Myanmar’s jade industry world’s biggest
Hpakant area, which is 950 kilometers north of Myanmar’s biggest city, Yangon, is the centre of the world’s biggest and most lucrative jade mining industry. Myanmar is the world biggest source of jade, an industry reportedly worth more than $30 billion.
Victims - residue scavengers
Accidents at such mining sites causing multiple casualties are not rare. The victims are normally freelance miners who settle near giant mounds of discarded earth that have been mined in bulk by heavy machinery. The freelance miners who scavenge for bits of stray jade usually work and live at the base of the mounds of earth, which become particularly unstable during the rainy season.
More than 100 people were reported killed at Myanmar’s mining sites last year.  A November 2015 accident at a jade mine in Kachin also left 113 dead and was considered the country’s worst.
Most scavengers are unregistered migrants from other areas, making it hard to determine exactly how many people are actually missing after such accidents and in many cases leaving the relatives of the dead in their home villages unaware of their fate.
Profiting only a few
Local activists have complained that the profitability of jade mining has led businesses and the government to neglect enforcing already very weak regulations in the industry.
According to Global Witness, a London-based group that investigates misuse of revenues from natural resources, the industry generated about $31 billion in 2014, with most of the wealth going to individuals and companies tied to Myanmar’s former military rulers.
Mining also plays a role in the decades-old struggle of ethnic minority groups in Myanmar’s borderlands to take more control of their own destiny and resources.
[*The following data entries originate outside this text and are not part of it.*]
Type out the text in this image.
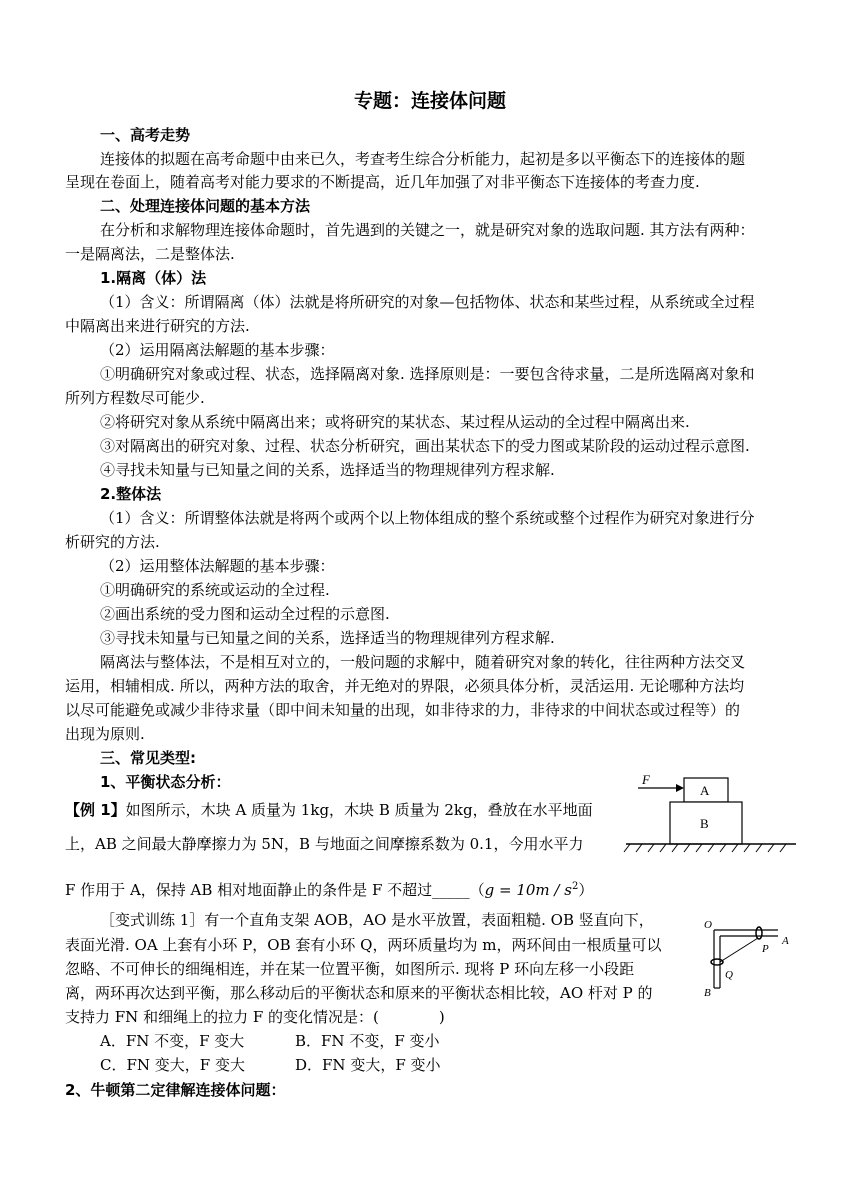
专题：连接体问题
一、高考走势
连接体的拟题在高考命题中由来已久，考查考生综合分析能力，起初是多以平衡态下的连接体的题
呈现在卷面上，随着高考对能力要求的不断提高，近几年加强了对非平衡态下连接体的考查力度.
二、处理连接体问题的基本方法
在分析和求解物理连接体命题时，首先遇到的关键之一，就是研究对象的选取问题. 其方法有两种：
一是隔离法，二是整体法.
1.隔离（体）法
（1）含义：所谓隔离（体）法就是将所研究的对象—包括物体、状态和某些过程，从系统或全过程
中隔离出来进行研究的方法.
（2）运用隔离法解题的基本步骤：
①明确研究对象或过程、状态，选择隔离对象. 选择原则是：一要包含待求量，二是所选隔离对象和
所列方程数尽可能少.
②将研究对象从系统中隔离出来；或将研究的某状态、某过程从运动的全过程中隔离出来.
③对隔离出的研究对象、过程、状态分析研究，画出某状态下的受力图或某阶段的运动过程示意图.
④寻找未知量与已知量之间的关系，选择适当的物理规律列方程求解.
2.整体法
（1）含义：所谓整体法就是将两个或两个以上物体组成的整个系统或整个过程作为研究对象进行分
析研究的方法.
（2）运用整体法解题的基本步骤：
①明确研究的系统或运动的全过程.
②画出系统的受力图和运动全过程的示意图.
③寻找未知量与已知量之间的关系，选择适当的物理规律列方程求解.
隔离法与整体法，不是相互对立的，一般问题的求解中，随着研究对象的转化，往往两种方法交叉
运用，相辅相成. 所以，两种方法的取舍，并无绝对的界限，必须具体分析，灵活运用. 无论哪种方法均
以尽可能避免或减少非待求量（即中间未知量的出现，如非待求的力，非待求的中间状态或过程等）的
出现为原则.
三、常见类型:
1、平衡状态分析：
【例 1】如图所示，木块 A 质量为 1kg，木块 B 质量为 2kg，叠放在水平地面
上，AB 之间最大静摩擦力为 5N，B 与地面之间摩擦系数为 0.1，今用水平力
F 作用于 A，保持 AB 相对地面静止的条件是 F 不超过_____（g = $10m / s^2$）
F
A
B
［变式训练 1］有一个直角支架 AOB，AO 是水平放置，表面粗糙. OB 竖直向下，
表面光滑. OA 上套有小环 P，OB 套有小环 Q，两环质量均为 m，两环间由一根质量可以
忽略、不可伸长的细绳相连，并在某一位置平衡，如图所示. 现将 P 环向左移一小段距
离，两环再次达到平衡，那么移动后的平衡状态和原来的平衡状态相比较，AO 杆对 P 的
支持力 FN 和细绳上的拉力 F 的变化情况是：(　　　　)
A．FN 不变，F 变大	B．FN 不变，F 变小
C．FN 变大，F 变大	D．FN 变大，F 变小
O
P
A
Q
B
2、牛顿第二定律解连接体问题：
Kachin insurgents have been engaged in intermittent combat with government troops.
The area where members of the Kachin minority are dominant is poverty stricken despite having huge deposits of rubies as well as jade.  The Kachin people believe they are not getting a fair share of the profits from deals that the central government makes with mining companies that critics charge are cronies of the military - a major player in the country’s administration.